Ah but that’s Europe, right? It’s different over there… Well, look at compLexity. One of the original great rosters in North America, a brand so far ahead of its time in terms of content creation and team philosophy, a business that held out for a big sponsorship rather than take dozens of smaller ones, then sold to the ruinous CGS only for that to fail. After legal action to get the rights to the brand they built back, they have had a long period of being an “also ran,” barely even having outings at LAN events these days. Now, they are funded by the Dallas Cowboys and I’ll wager that 2019 will see them start to get back to their ways of old.
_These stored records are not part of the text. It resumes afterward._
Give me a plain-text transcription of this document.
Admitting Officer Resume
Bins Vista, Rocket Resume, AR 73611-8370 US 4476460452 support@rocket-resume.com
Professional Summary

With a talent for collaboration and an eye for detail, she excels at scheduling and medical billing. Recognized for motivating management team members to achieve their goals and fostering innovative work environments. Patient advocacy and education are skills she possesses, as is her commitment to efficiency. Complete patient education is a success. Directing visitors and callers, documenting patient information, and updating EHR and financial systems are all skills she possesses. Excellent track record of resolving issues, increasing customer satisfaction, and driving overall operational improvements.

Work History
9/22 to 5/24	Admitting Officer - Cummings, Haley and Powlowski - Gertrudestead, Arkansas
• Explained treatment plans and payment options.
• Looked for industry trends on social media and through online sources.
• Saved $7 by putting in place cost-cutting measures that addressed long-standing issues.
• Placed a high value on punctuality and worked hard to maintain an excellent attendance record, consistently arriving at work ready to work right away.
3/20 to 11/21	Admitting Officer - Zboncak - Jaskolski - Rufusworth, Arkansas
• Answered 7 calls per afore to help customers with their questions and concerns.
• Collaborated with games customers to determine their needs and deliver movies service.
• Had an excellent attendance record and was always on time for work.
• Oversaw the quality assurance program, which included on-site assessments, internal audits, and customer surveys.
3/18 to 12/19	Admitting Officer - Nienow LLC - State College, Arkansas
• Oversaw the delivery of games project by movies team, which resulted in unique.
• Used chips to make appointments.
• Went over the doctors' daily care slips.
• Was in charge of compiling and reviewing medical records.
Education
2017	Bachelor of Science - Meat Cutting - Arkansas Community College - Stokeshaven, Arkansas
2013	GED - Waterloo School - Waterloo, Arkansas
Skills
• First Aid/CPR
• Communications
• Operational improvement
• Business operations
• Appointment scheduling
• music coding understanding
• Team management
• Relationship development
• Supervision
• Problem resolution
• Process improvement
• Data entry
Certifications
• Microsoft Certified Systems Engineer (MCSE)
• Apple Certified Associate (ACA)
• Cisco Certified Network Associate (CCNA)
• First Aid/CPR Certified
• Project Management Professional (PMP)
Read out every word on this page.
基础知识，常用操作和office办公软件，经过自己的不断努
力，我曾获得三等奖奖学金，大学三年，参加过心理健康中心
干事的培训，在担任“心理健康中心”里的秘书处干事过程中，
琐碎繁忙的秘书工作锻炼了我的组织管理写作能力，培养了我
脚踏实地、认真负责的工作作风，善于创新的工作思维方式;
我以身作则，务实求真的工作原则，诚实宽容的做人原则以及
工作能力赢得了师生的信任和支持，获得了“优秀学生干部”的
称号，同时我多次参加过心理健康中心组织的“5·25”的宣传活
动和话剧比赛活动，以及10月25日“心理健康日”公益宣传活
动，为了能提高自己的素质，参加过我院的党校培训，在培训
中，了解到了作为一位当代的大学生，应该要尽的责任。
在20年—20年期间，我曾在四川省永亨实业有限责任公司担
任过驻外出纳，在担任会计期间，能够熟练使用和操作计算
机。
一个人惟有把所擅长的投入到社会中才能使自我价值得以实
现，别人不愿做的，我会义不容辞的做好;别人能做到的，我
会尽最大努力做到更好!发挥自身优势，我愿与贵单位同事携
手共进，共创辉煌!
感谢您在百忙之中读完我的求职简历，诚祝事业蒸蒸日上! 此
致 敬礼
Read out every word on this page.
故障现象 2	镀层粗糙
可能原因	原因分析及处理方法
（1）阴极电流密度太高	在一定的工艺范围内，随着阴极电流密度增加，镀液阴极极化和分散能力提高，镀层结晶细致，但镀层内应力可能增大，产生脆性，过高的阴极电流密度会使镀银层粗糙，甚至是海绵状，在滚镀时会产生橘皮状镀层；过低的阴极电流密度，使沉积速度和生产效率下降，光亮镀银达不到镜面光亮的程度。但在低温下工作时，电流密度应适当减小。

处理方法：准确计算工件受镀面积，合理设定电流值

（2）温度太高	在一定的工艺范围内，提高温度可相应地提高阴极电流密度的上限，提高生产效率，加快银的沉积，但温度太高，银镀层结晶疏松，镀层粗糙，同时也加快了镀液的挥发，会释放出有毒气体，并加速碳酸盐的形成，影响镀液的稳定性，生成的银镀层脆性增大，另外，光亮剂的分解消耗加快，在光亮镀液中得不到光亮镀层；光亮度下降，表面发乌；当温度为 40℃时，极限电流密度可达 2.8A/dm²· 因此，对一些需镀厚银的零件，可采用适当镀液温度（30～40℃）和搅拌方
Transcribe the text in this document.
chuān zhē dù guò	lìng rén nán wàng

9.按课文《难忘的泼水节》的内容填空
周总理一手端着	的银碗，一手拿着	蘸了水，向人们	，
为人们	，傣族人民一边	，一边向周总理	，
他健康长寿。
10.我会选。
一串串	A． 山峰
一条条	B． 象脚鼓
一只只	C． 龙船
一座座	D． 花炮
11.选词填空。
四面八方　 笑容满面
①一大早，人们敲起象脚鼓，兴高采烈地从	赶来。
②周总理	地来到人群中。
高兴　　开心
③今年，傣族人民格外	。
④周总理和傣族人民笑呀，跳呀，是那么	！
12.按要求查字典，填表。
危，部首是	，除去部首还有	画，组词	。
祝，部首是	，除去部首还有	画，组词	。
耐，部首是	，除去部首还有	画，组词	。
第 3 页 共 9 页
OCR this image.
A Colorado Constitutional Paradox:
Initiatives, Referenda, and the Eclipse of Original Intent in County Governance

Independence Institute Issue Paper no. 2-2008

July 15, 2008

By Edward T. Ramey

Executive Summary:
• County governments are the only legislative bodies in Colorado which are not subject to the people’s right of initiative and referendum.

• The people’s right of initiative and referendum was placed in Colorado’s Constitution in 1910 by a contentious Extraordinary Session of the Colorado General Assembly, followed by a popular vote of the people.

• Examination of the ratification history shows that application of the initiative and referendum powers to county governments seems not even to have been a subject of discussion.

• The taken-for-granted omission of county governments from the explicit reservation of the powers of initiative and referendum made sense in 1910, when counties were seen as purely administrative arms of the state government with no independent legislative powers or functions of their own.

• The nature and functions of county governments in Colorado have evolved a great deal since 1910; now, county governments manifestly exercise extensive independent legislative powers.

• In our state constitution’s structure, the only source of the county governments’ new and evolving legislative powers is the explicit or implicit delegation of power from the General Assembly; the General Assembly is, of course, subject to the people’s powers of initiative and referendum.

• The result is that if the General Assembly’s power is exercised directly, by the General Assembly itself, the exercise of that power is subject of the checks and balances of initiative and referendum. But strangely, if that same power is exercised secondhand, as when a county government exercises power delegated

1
You see, if you support a team like compLexity you actually support something, not just another one of these cardboard cutout, identikit logo, cartoon brands that want to be the Yankees on day one. I see these people leaving Counter-Strike behind as a good thing. There’s plenty of sponsors and investors out there who want to be associated with one of the biggest esports in the world, even if the themes are adult and dark. This a time for new organisations, maybe even genuine player created and owned ones, to emerge. This is a time for the so-called undesirables that developers reject to get in and snap up the talent that is going to waste on casual ESEA rosters and spamming pick-up games between smoking bowls. This is a time to resurrect old names and start to take pride in the one thing we have over all these pretenders – history. You can’t put a price on it and you can’t fake it either.
Don’t lose any sleep about these teams panicking and heading for the hills. Counter-Strike has proven itself to not be a fad and has endured for almost two decades without Valve aggressively steering the ship. Go and show support for the owners and organisations that are part of that history and not speculators or chancers. Support the builders and the risk-takers. Let the failures and the weak go to where they will be coddled. This is Sparta.